PEMILU 2019

MK tegaskan anggota parpol haram jadi calon DPD

Ilustrasi Oesman Sapta Odang. Mahkamah Konstitusi menegaskan keputusan mereka harus dipatuhi lembaga peradilan, terkait keputusan MA yang memenangkan Oesman dalam pencalonan DPD pada Pemilu 2019.
Ilustrasi Oesman Sapta Odang. Mahkamah Konstitusi menegaskan keputusan mereka harus dipatuhi lembaga peradilan, terkait keputusan MA yang memenangkan Oesman dalam pencalonan DPD pada Pemilu 2019. | Kiagus Auliansyah /Beritagar.id

Mahkamah Konstitusi (MK) memastikan putusan mereka terkait Undang-undang Pemilu harus dipatuhi semua pihak. Juru bicara MK Fajar Laksono menyatakan, putusan itu juga mengikat lembaga peradilan, harus tunduk pada putusan MK.

"Putusan MK final and binding (mengikat). Tidak ada pihak manapun yang berwenang untuk memberikan penilaian terhadap putusan MK," kata Fajar, kepada CNNIndonesia.com, Rabu (14/11/2018).

Menurut Fajar, UU Pemilu yang menjadi pegangan Komisi Pemilihan Umum (KPU) tetap berlaku sebagai pegangan penyelenggaraan pemilu. Ia menyatakan, putusan MK terkait pengurus partai politik haram mencalonkan diri sebagai anggota DPD (Dewan Perwakilan Daerah) bersifat final dan mengikat. Putusan MK itu, kata Fajar, dapat menjadi pedoman bagi KPU untuk menerapkan soal calon anggota DPD.

Selama ini, aturan yang menjadi pegangan ini rancu. Sebab MK, lewat putusannya pada 23 Juli 2018 melarang anggota partai politik maju sebagai anggota DPD, sesuai UU Pemilu. KPU, menindaklanjuti peraturan ini dengan menerbitkan Peraturan nomor 26/2018 yang melarang pengurus partai politik menjadi calon anggota DPD.

Maka, pada 20 September 2018 KPU mencoret Ketua Umum Partai Hanura Oesman Sapta Odang dari daftar calon DPD yang mewakili Kalimantan Barat. KPU mencoret Oesman karena tidak menyerahkan surat pengunduran diri dari partai politik.

Tak terima, Oesman lalu menggugat Peraturan KPU ke Mahkamah Agung (MA), dan dikabulkan pada 25 Oktober 2018. Sebab, menurut pertimbangan MA, Peraturan KPU itu tak boleh berlaku surut.
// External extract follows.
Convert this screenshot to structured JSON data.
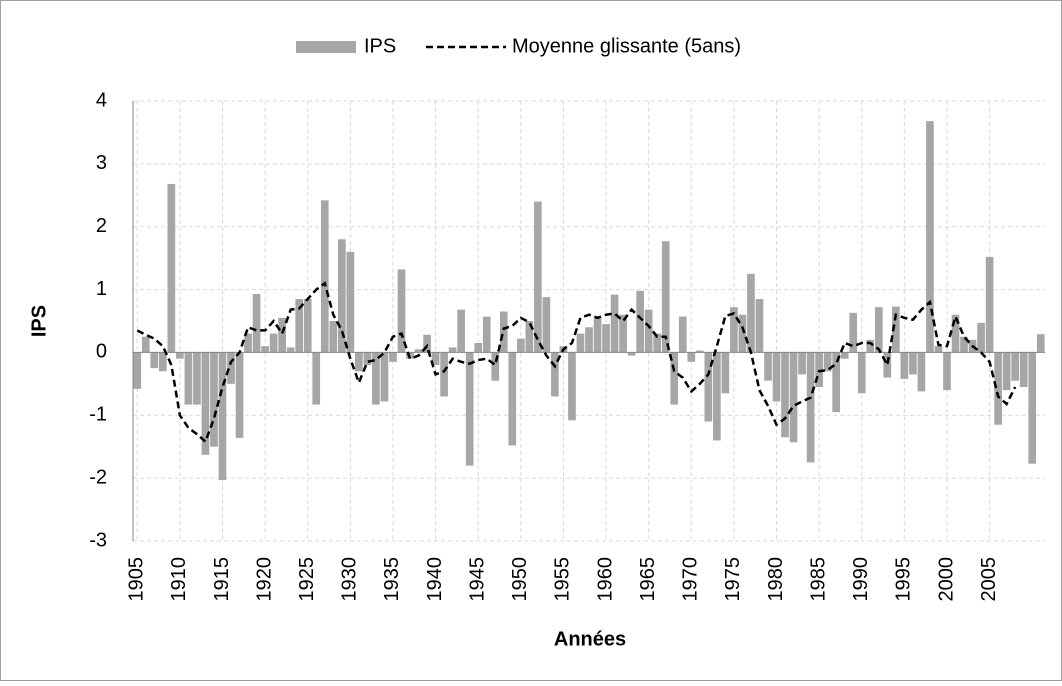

Pendaftaran calon DPD digelar pada 9-11 Juli 2018. Sedangkan keputusan pelarangan itu, diputus MK pada 23 Juli 2018.

Menruut pertimbangan MA, larangan itu berlaku untuk peserta di tahapan pemilihan selanjutnya. Sebab, calon anggota DPD 2019 yang telah mengikuti tahapan, program, dan jadwal penyelenggaraan pemilu 2019 sesuai PKPU 7/2017.

Walau Oesman sudah menang di MA, tapi KPU tak lantas memasukkan namanya ke daftar calon tetap (DCT). "(Nama OSO) tidak ada, tidak ada (dalam DCT)," kata Komisioner KPU Hasyim Asy'ari, di gedung MK, Jakarta Pusat, Selasa (13/11/2018) seperti dinukil dari Kompas.com.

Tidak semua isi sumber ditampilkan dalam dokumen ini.